Je ne sais pas si vous vous rendez compte. Je crois que j’ai mis 28 ans à oser dire non ou demander plus que ce que l’on attendait de mon sexe. Emilie, chez elle, c’est sans détour. Elle s’affirme. Elle s’affirme mais pas sans mal. En effet, si elle sait ce qu’il lui convient ou non, elle reste son plus grand obstacle. Elle crée les conditions qui l’empêche de ne pas croire à certains de ses projets. Elle se limite. Lorsqu’elle en prend conscience, elle lutte.

Emilie est une guerrière.

Ainsi, elle souhaite devenir coach scolaire : accompagner des élèves de lycée dans leur orientation en travaillant sur leurs envies, leurs goûts, leur personnalité. Écouter, sentir qu’elle aide des personnes à se construire. En attendant de réaliser ce projet, ce qui n’est pas une mince affaire lorsqu’on est fonctionnaire, elle aimerait faire une prépa pour un autre concours de la filière culturelle. Un concours pour pouvoir animer une équiper, manager. Emilie a besoin de penser, de faire penser les autres.

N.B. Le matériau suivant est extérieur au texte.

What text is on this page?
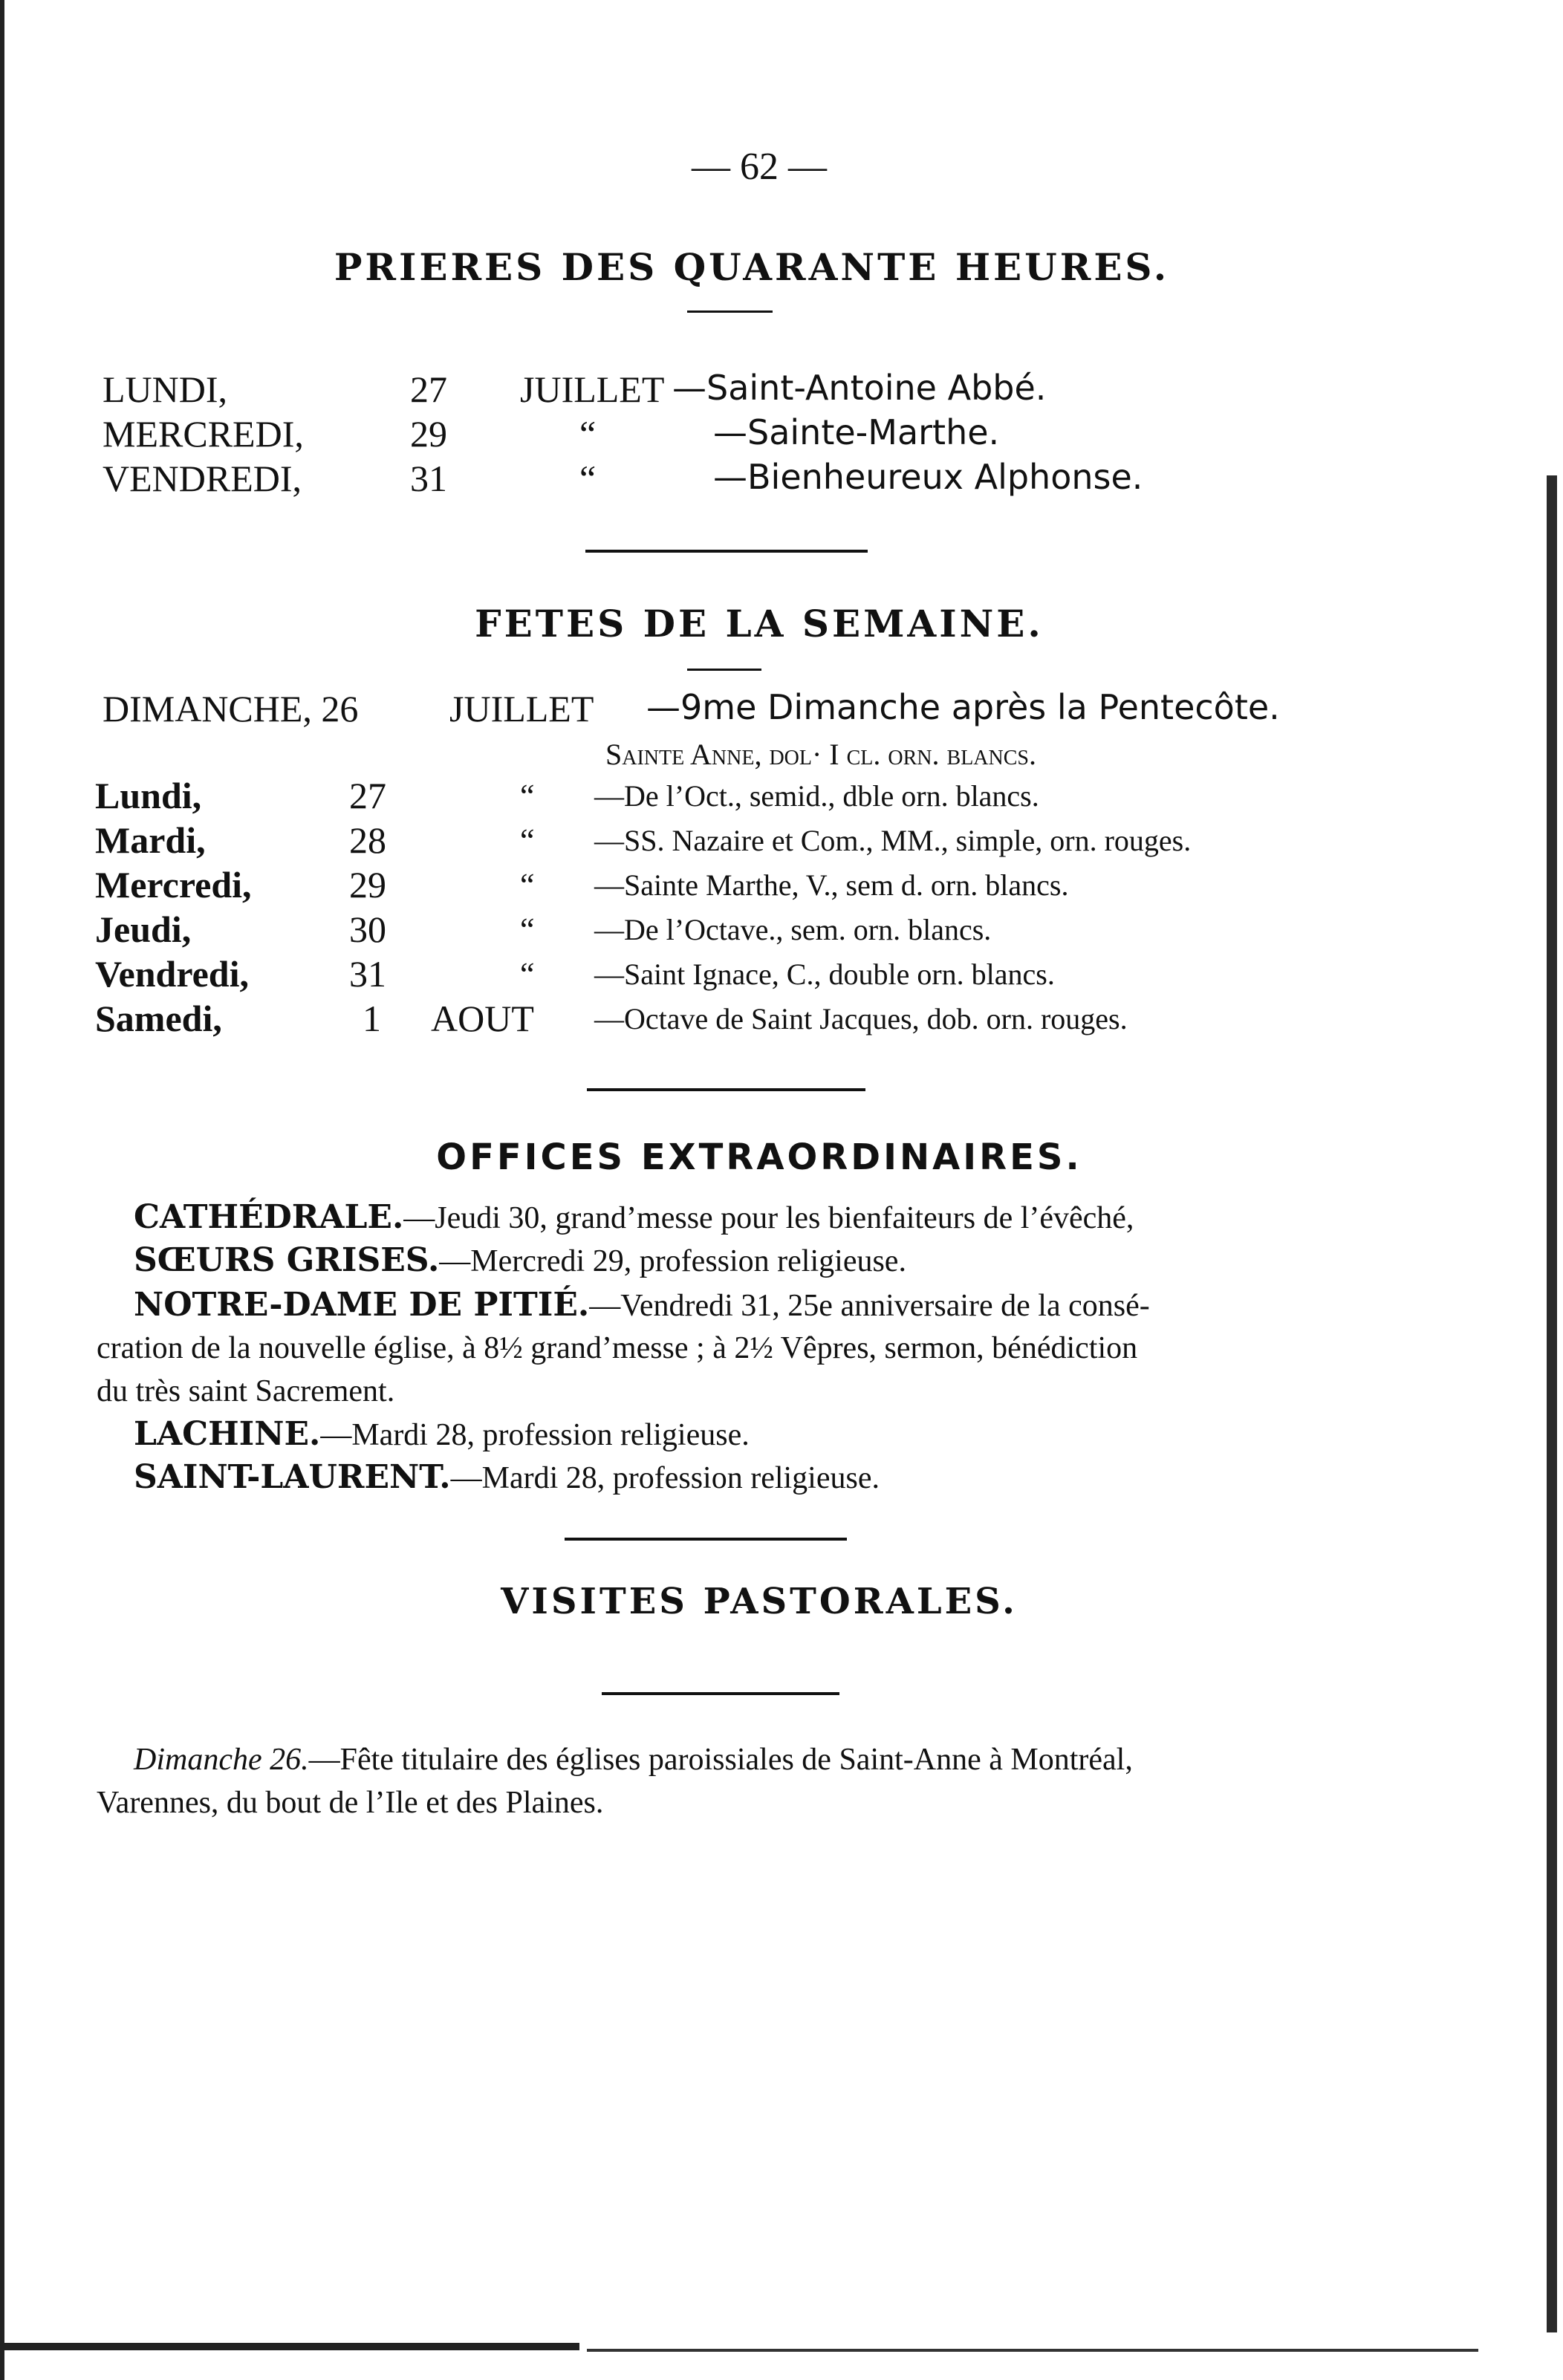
— 62 —
PRIERES DES QUARANTE HEURES.
LUNDI,	27 JUILLET —Saint-Antoine Abbé.
MERCREDI,	29	“	—Sainte-Marthe.
VENDREDI,	31	“	—Bienheureux Alphonse.
FETES DE LA SEMAINE.
DIMANCHE, 26 JUILLET —9me Dimanche après la Pentecôte.
Sainte Anne, dol· I cl. orn. blancs.
Lundi,	27	“ —De l’Oct., semid., dble orn. blancs.
Mardi,	28	“ —SS. Nazaire et Com., MM., simple, orn. rouges.
Mercredi,	29	“ —Sainte Marthe, V., sem d. orn. blancs.
Jeudi,	30	“ —De l’Octave., sem. orn. blancs.
Vendredi,	31	“ —Saint Ignace, C., double orn. blancs.
Samedi,	1 AOUT —Octave de Saint Jacques, dob. orn. rouges.
OFFICES EXTRAORDINAIRES.
CATHÉDRALE.—Jeudi 30, grand’messe pour les bienfaiteurs de l’évêché,
SŒURS GRISES.—Mercredi 29, profession religieuse.
NOTRE-DAME DE PITIÉ.—Vendredi 31, 25e anniversaire de la consé-
cration de la nouvelle église, à 8½ grand’messe ; à 2½ Vêpres, sermon, bénédiction
du très saint Sacrement.
LACHINE.—Mardi 28, profession religieuse.
SAINT-LAURENT.—Mardi 28, profession religieuse.
VISITES PASTORALES.
Dimanche 26.—Fête titulaire des églises paroissiales de Saint-Anne à Montréal,
Varennes, du bout de l’Ile et des Plaines.
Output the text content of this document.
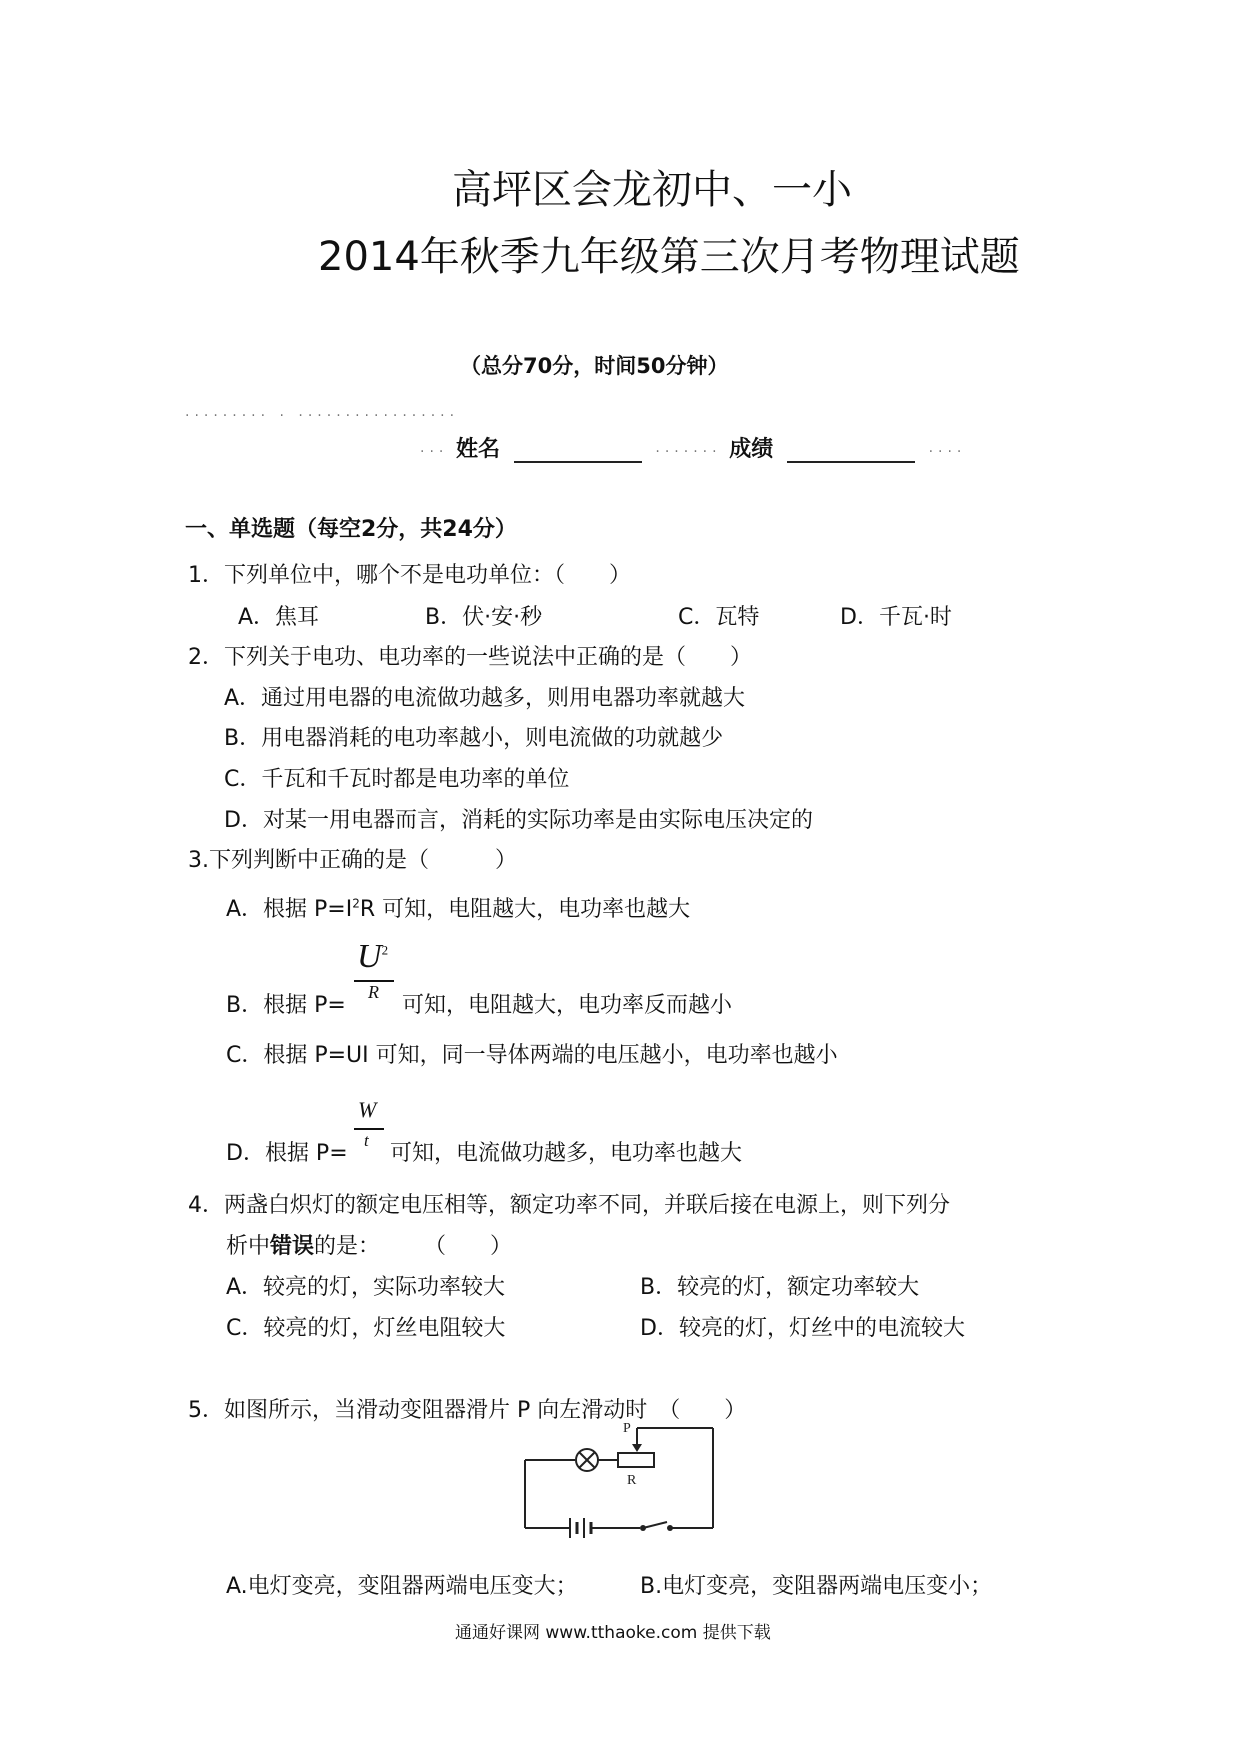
高坪区会龙初中、一小
2014年秋季九年级第三次月考物理试题
（总分70分，时间50分钟）
········· · ·················
··· 姓名	······· 成绩	····
一、单选题（每空2分，共24分）
1．下列单位中，哪个不是电功单位：（　　）
A．焦耳	B．伏·安·秒	C．瓦特	D．千瓦·时
2．下列关于电功、电功率的一些说法中正确的是（　　）
A．通过用电器的电流做功越多，则用电器功率就越大
B．用电器消耗的电功率越小，则电流做的功就越少
C．千瓦和千瓦时都是电功率的单位
D．对某一用电器而言，消耗的实际功率是由实际电压决定的
3.下列判断中正确的是（　　　）
A．根据 $P=I^2R$ 可知，电阻越大，电功率也越大
$U^2$
R
B．根据 P=	可知，电阻越大，电功率反而越小
C．根据 P=UI 可知，同一导体两端的电压越小，电功率也越小
W
t
D．根据 P= 可知，电流做功越多，电功率也越大
4．两盏白炽灯的额定电压相等，额定功率不同，并联后接在电源上，则下列分
析中错误的是：　　　（　　）
A．较亮的灯，实际功率较大	B．较亮的灯，额定功率较大
C．较亮的灯，灯丝电阻较大	D．较亮的灯，灯丝中的电流较大
5．如图所示，当滑动变阻器滑片 P 向左滑动时　（　　）
P
R
A.电灯变亮，变阻器两端电压变大；	B.电灯变亮，变阻器两端电压变小；
通通好课网 www.tthaoke.com 提供下载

Cette force, elle la tire de sa capacité à prendre de temps pour elle. Elle se fait de la place. Un bel acte militant. Ainsi, après avoir commencé le yoga en septembre, elle souhaiterait développer sa pratique. De même, elle aimerait prendre le temps dessiner juste pour elle. Emilie prend le temps de s’écouter et elle sent aujourd’hui, le besoin de mieux comprendre sa relation au Bénin, à sa famille.

Être, c’est aussi être en relation. Être dans le présent en relation avec le passé et en imaginant le futur. Être et transmettre : Que m’a-t-on transmis ? Que puis-je transmettre ?

Si elle n’y a jamais réellement réfléchi plus jeune, Emilie a parfaitement conscience depuis son entrée dans le monde du travail qu’il est nécessaire d’avoir confiance en soi en tant que femme et surtout qu’il faut se rappeler, se graver sur la peau que l’on ne doit rien nous dicter parce que l’on est femme.